The default parameters for scikit-learn's make_classification involve a n_redundant=2 parameter, which means that one of the features is a linear combination of the others. So in that case, the algorithm will fit the data, but throw a useless NaN matrix. Using nothing but informative parameters solves this problem, see the documentation for more details.
The default value of chunk_size in RCA_supervised is 2, and at some point, one substract the average to the points in each chunks, e.g. if I have x1 and x_2 I replace them with (x1-x2)/2 and (x2-x1)/2. It means that with chunks of size 2, the maximum rank of my covariance matrix is num_chunks, which might be below the number of features when doing small scale tests.

I think both points should be addressed with proper errors. Should I raise an issue, or try and address those in this PR ?

bellet commented 4 years ago

I spent some thinking to understand why I always have a covariance matrix that is composed of NaN's in the context of my tests. This is caused by two points stacked up:

* The default parameters for scikit-learn's `make_classification` involve a `n_redundant=2` parameter, which means that one of the features is a linear combination of the others. So in that case, the algorithm will fit the data, but throw a useless NaN matrix. Using nothing but informative parameters solves this problem, see [the documentation](https://scikit-learn.org/stable/modules/generated/sklearn.datasets.make_classification.html) for more details.

* The default value of `chunk_size` in `RCA_supervised` is 2, and at some point, one substract the average to the points in each chunks, e.g. if I have `x1` and `x_2` I replace them with `(x1-x2)/2` and `(x2-x1)/2`. It means that with chunks of size 2, the maximum rank of my covariance matrix is `num_chunks`, which might be below the number of features when doing small scale tests.

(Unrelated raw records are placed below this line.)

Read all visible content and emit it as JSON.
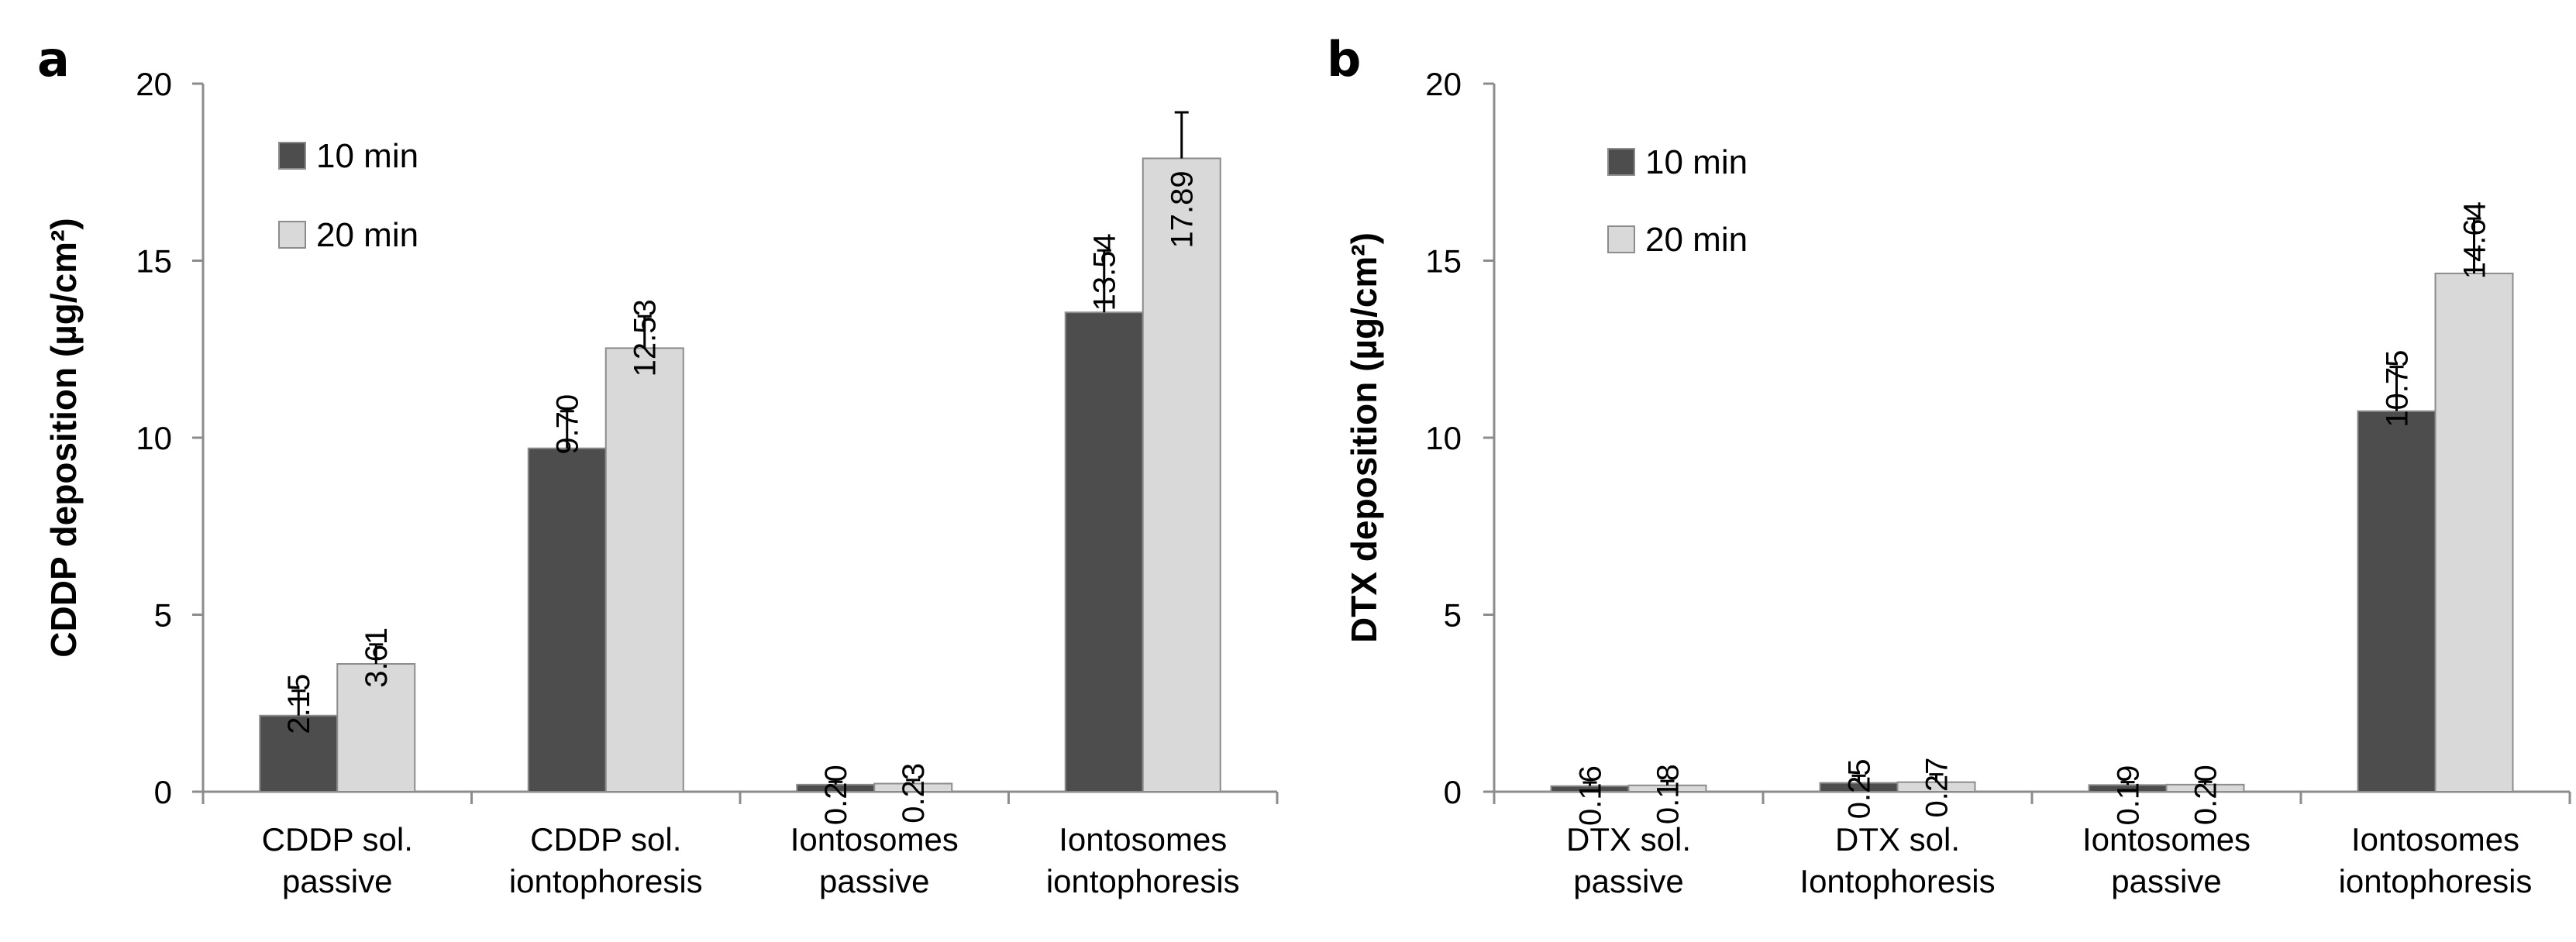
{
  "chart_data": [
    {
      "panel": "a",
      "type": "bar",
      "ylabel": "CDDP deposition (µg/cm²)",
      "ylim": [
        0,
        20
      ],
      "yticks": [
        0,
        5,
        10,
        15,
        20
      ],
      "categories": [
        [
          "CDDP sol.",
          "passive"
        ],
        [
          "CDDP sol.",
          "iontophoresis"
        ],
        [
          "Iontosomes",
          "passive"
        ],
        [
          "Iontosomes",
          "iontophoresis"
        ]
      ],
      "series": [
        {
          "name": "10 min",
          "color": "#4d4d4d",
          "values": [
            2.15,
            9.7,
            0.2,
            13.54
          ],
          "labels": [
            "2.15",
            "9.70",
            "0.20",
            "13.54"
          ],
          "errors": [
            0.7,
            1.05,
            0.08,
            1.75
          ]
        },
        {
          "name": "20 min",
          "color": "#d9d9d9",
          "values": [
            3.61,
            12.53,
            0.23,
            17.89
          ],
          "labels": [
            "3.61",
            "12.53",
            "0.23",
            "17.89"
          ],
          "errors": [
            0.55,
            0.9,
            0.1,
            1.3
          ]
        }
      ],
      "legend": "top-left"
    },
    {
      "panel": "b",
      "type": "bar",
      "ylabel": "DTX deposition (µg/cm²)",
      "ylim": [
        0,
        20
      ],
      "yticks": [
        0,
        5,
        10,
        15,
        20
      ],
      "categories": [
        [
          "DTX sol.",
          "passive"
        ],
        [
          "DTX sol.",
          "Iontophoresis"
        ],
        [
          "Iontosomes",
          "passive"
        ],
        [
          "Iontosomes",
          "iontophoresis"
        ]
      ],
      "series": [
        {
          "name": "10 min",
          "color": "#4d4d4d",
          "values": [
            0.16,
            0.25,
            0.19,
            10.75
          ],
          "labels": [
            "0.16",
            "0.25",
            "0.19",
            "10.75"
          ],
          "errors": [
            0.1,
            0.2,
            0.08,
            1.25
          ]
        },
        {
          "name": "20 min",
          "color": "#d9d9d9",
          "values": [
            0.18,
            0.27,
            0.2,
            14.64
          ],
          "labels": [
            "0.18",
            "0.27",
            "0.20",
            "14.64"
          ],
          "errors": [
            0.12,
            0.22,
            0.08,
            1.55
          ]
        }
      ],
      "legend": "top-left"
    }
  ]
}
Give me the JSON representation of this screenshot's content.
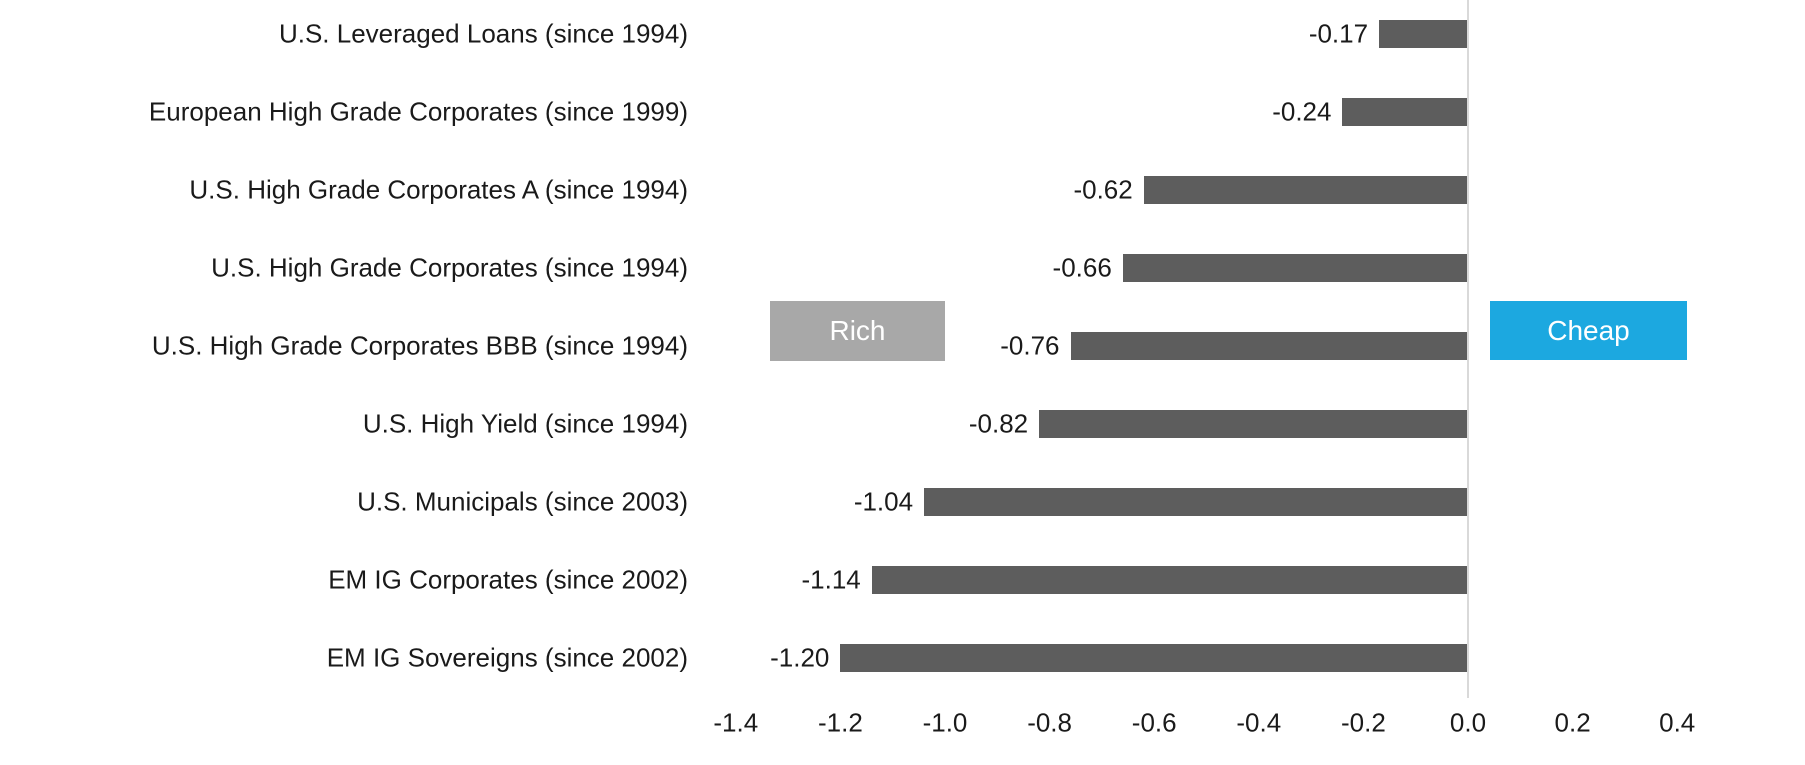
{
  "chart_data": {
    "type": "bar",
    "orientation": "horizontal",
    "title": "",
    "xlabel": "",
    "ylabel": "",
    "categories": [
      "U.S. Leveraged Loans (since 1994)",
      "European High Grade Corporates (since 1999)",
      "U.S. High Grade Corporates A (since 1994)",
      "U.S. High Grade Corporates (since 1994)",
      "U.S. High Grade Corporates BBB  (since 1994)",
      "U.S. High Yield (since 1994)",
      "U.S. Municipals (since 2003)",
      "EM IG Corporates (since 2002)",
      "EM IG Sovereigns (since 2002)"
    ],
    "values": [
      -0.17,
      -0.24,
      -0.62,
      -0.66,
      -0.76,
      -0.82,
      -1.04,
      -1.14,
      -1.2
    ],
    "value_labels": [
      "-0.17",
      "-0.24",
      "-0.62",
      "-0.66",
      "-0.76",
      "-0.82",
      "-1.04",
      "-1.14",
      "-1.20"
    ],
    "x_ticks": [
      "-1.4",
      "-1.2",
      "-1.0",
      "-0.8",
      "-0.6",
      "-0.4",
      "-0.2",
      "0.0",
      "0.2",
      "0.4"
    ],
    "x_tick_values": [
      -1.4,
      -1.2,
      -1.0,
      -0.8,
      -0.6,
      -0.4,
      -0.2,
      0.0,
      0.2,
      0.4
    ],
    "xlim": [
      -1.4,
      0.4
    ],
    "grid": "zero-line-only",
    "legend": "none",
    "bar_color": "#5d5d5d",
    "zero_line_color": "#d9d9d9",
    "text_color": "#1a1a1a",
    "annotations": [
      {
        "label": "Rich",
        "fill": "#a8a8a8",
        "text_color": "#ffffff",
        "position": "left-of-bars"
      },
      {
        "label": "Cheap",
        "fill": "#1ca8e0",
        "text_color": "#ffffff",
        "position": "right-of-zero-line"
      }
    ]
  }
}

I think both points should be addressed with proper errors. Should I raise an issue, or try and address those in this PR ?

Good observations.

Note that we already have a warning which is raised in this case, advising the user to first reduce the dimension of the data:

UserWarning: The inner covariance matrix is not invertible, so the transformation matrix may contain Nan values. You should reduce the dimensionality of your input,for instance using `sklearn.decomposition.PCA` as a preprocessing step.

Regarding how to improve the errors:

IMO we should not check whether some features are linear combinations of others, this is too costly (and can be fixed by reducing the dimension). This is the responsability of the user.
It seems that what you describe for chunk_size=2 generalizes to larger chunk sizes, in the sense that we can have a general bound on the rank of the matrix as a function of chunk_size and num_chunks, i.e. when this is the case we know for sure it will fail based only on input parameters. If this is indeed the case then I agree we should throw a specific error and explain the bound to the user so she can adjust the parameters.

bellet commented 4 years ago

For the first point, we could simply adapt the current error:

UserWarning: The inner covariance matrix is not invertible, so the transformation matrix may contain Nan values. You should remove any linearly dependent features and/or reduce the dimensionality of your input, for instance using `sklearn.decomposition.PCA` as a preprocessing step.

RobinVogel commented 4 years ago

I did all the expected modifications and added the remark with the bound on the rank.